(Closed) Missing my G-ma

posted 8 years ago in Emotional
Post # 3
Member
294 posts
Helper bee
  • Wedding: October 2010

I know what you mean. My grandmother was awesome and I too am sad she will not be there on my big day. Maybe you can honor your grandma in a special way at the ceremony? I’m having one single gardenia placed on the first pew next to where my parents are sitting. Gardenias were my grandmother’s favorite flower so for me, it’s as though she is there watching in spirit. 

Post # 4
Member
2719 posts
Sugar bee
  • Wedding: August 2010

Awww. All I can say is I’m sorry! 🙁 I agree with Ms iPhone-honor her somehow with a single flower, a memorial candle or having a remembrance section in the program.

Post # 5
Member
300 posts
Helper bee
  • Wedding: October 2010

Hugs. I totally feel your pain. My grandma died 7 years ago when we weren’t expecting it and my grandpa died tlast November after a 2 year battle with cancer. Watching him suffer was the most painful that I’ve ever done in my life. My Fiance proposed 2 weeks after he died and I was (and still am) so sad that he won’t be at my wedding. There are still times I break down bawling because of how important he was to me and my entire family. Hang in there and know that you’re making your grandma proud.

Post # 6
Member
654 posts
Busy bee
  • Wedding: July 2010

I completely feel your pain. My grandpa died 4 1/2 yrs ago and its still hard. I’m blessed that my grandma is still with us but there’s definitely still a void. My grandpa would have been the one to walk me down the aisle which makes it even harder. I plan on tying a locket to my bouquet in rememberence but I definitely couldn’t do the flower on a chair as it would just be too hard for me. I find comfort in this song lyric from a Snow Patrol song “Even if you can not hear my voice I’ll be right beside you dear” Good Luck and remember she’s always there and its okay to be a baby about it sometimes, I am too 🙂

Post # 7
Member
6572 posts
Bee Keeper
  • Wedding: February 2010

i’m so sorry, i had grandparent issues as well. i was only able to have one grandparent at the wedding, my other grandparents were either too ill to make it or passed away. i felt awful for my husband who didn’t have any grandparents there. we did many different things to honor them; i wore my grandma’s gold bracelet, we used a tallis (prayer shawl) from each of our grandpa’s to cover our chuppah (wedding canopy), we used wedding pictures from parents, grandparents, greatgrandparents, etc. for our table numbers. my grandma who was there saw her picture (i put it at her table) and cried (happy tears), she was supposed to be married to my grandpa for 64 years a week before the wedding, but he passed a while ago.

Post # 8
Member
3 posts
Wannabee
  • Wedding: August 2010

I relate to your feelings all too well… My grandmother passed away last year and I cant help but feel somethign so large “missing” from all of this happiness… I think of how much my grandmother and my fiancee would have adored each other and joked and loved…it breaks my heart I wont be able to dance with her and give her this joy.

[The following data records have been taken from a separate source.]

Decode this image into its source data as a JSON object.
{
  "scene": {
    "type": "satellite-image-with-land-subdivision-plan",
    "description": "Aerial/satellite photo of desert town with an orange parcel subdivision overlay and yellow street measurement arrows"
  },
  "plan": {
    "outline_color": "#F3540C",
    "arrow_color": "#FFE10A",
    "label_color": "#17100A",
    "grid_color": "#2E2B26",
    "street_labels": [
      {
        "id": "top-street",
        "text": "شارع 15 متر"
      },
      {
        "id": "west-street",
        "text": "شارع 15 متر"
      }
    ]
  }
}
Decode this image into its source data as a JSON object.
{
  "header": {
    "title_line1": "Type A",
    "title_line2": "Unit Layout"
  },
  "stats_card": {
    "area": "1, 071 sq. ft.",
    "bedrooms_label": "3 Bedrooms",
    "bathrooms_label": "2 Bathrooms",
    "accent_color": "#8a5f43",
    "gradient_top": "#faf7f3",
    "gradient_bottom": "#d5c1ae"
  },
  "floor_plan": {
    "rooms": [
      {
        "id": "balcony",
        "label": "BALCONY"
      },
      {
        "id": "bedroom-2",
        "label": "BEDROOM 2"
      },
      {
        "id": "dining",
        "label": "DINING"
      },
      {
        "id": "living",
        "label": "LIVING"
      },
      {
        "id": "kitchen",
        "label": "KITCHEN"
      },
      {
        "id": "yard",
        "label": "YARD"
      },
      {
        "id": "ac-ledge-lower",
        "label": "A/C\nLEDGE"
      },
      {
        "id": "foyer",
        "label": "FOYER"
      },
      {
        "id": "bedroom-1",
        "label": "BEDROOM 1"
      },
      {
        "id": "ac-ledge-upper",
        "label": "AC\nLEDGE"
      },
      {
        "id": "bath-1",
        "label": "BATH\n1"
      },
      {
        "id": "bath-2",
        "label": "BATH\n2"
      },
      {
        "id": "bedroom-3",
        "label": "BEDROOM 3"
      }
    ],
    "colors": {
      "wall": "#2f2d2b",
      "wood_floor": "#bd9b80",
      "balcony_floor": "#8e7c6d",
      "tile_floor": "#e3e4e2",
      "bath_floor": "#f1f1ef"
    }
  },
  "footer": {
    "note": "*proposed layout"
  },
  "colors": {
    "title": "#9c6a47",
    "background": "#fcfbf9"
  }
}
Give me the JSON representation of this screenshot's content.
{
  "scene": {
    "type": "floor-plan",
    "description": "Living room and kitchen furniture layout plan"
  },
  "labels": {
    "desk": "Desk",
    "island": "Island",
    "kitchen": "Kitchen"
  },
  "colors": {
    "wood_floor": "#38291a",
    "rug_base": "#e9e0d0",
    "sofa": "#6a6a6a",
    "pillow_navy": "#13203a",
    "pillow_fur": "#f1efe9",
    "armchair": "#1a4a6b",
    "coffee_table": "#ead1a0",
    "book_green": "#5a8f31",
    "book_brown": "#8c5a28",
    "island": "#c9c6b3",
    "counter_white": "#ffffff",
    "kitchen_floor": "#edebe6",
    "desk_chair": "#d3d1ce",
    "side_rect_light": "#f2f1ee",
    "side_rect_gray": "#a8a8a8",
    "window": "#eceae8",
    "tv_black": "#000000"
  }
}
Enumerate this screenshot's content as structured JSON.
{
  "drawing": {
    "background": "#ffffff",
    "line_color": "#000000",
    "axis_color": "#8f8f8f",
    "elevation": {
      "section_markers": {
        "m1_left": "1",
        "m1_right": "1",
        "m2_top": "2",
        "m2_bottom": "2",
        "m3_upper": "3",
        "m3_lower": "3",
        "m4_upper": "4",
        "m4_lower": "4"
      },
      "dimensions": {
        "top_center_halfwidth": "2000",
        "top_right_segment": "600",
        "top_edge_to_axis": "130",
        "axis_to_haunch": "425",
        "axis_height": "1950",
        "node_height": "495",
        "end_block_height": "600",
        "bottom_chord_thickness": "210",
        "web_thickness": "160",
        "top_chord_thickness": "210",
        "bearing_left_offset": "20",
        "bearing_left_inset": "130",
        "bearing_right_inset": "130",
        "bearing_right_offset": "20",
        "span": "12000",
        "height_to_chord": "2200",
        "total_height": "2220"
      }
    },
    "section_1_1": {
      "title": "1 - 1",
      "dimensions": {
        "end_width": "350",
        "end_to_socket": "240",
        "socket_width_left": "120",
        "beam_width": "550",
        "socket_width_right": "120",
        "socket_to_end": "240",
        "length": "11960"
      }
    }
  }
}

I’m working on getting creative to incorporate some things into my wedding as well. She used to cover her hair in synagogue with these lace doilies that I’m going to wrap my bouquet in. I’m so thrilled to have my hands wrapped around those throughout the ceremony… almost like holding her hand. I will also be using my grandfathers prayer shawl (talis) as my chuppah… I’m still thinking of ways to incorporate them more, but I know that they’re joyful whereever they are!!

Wishing you love and comfort. Know how happy she’d be for you right now! Try to imagine her laugh and her hug! Let them be a source of encouragement and pride for you rather than getting you down!!!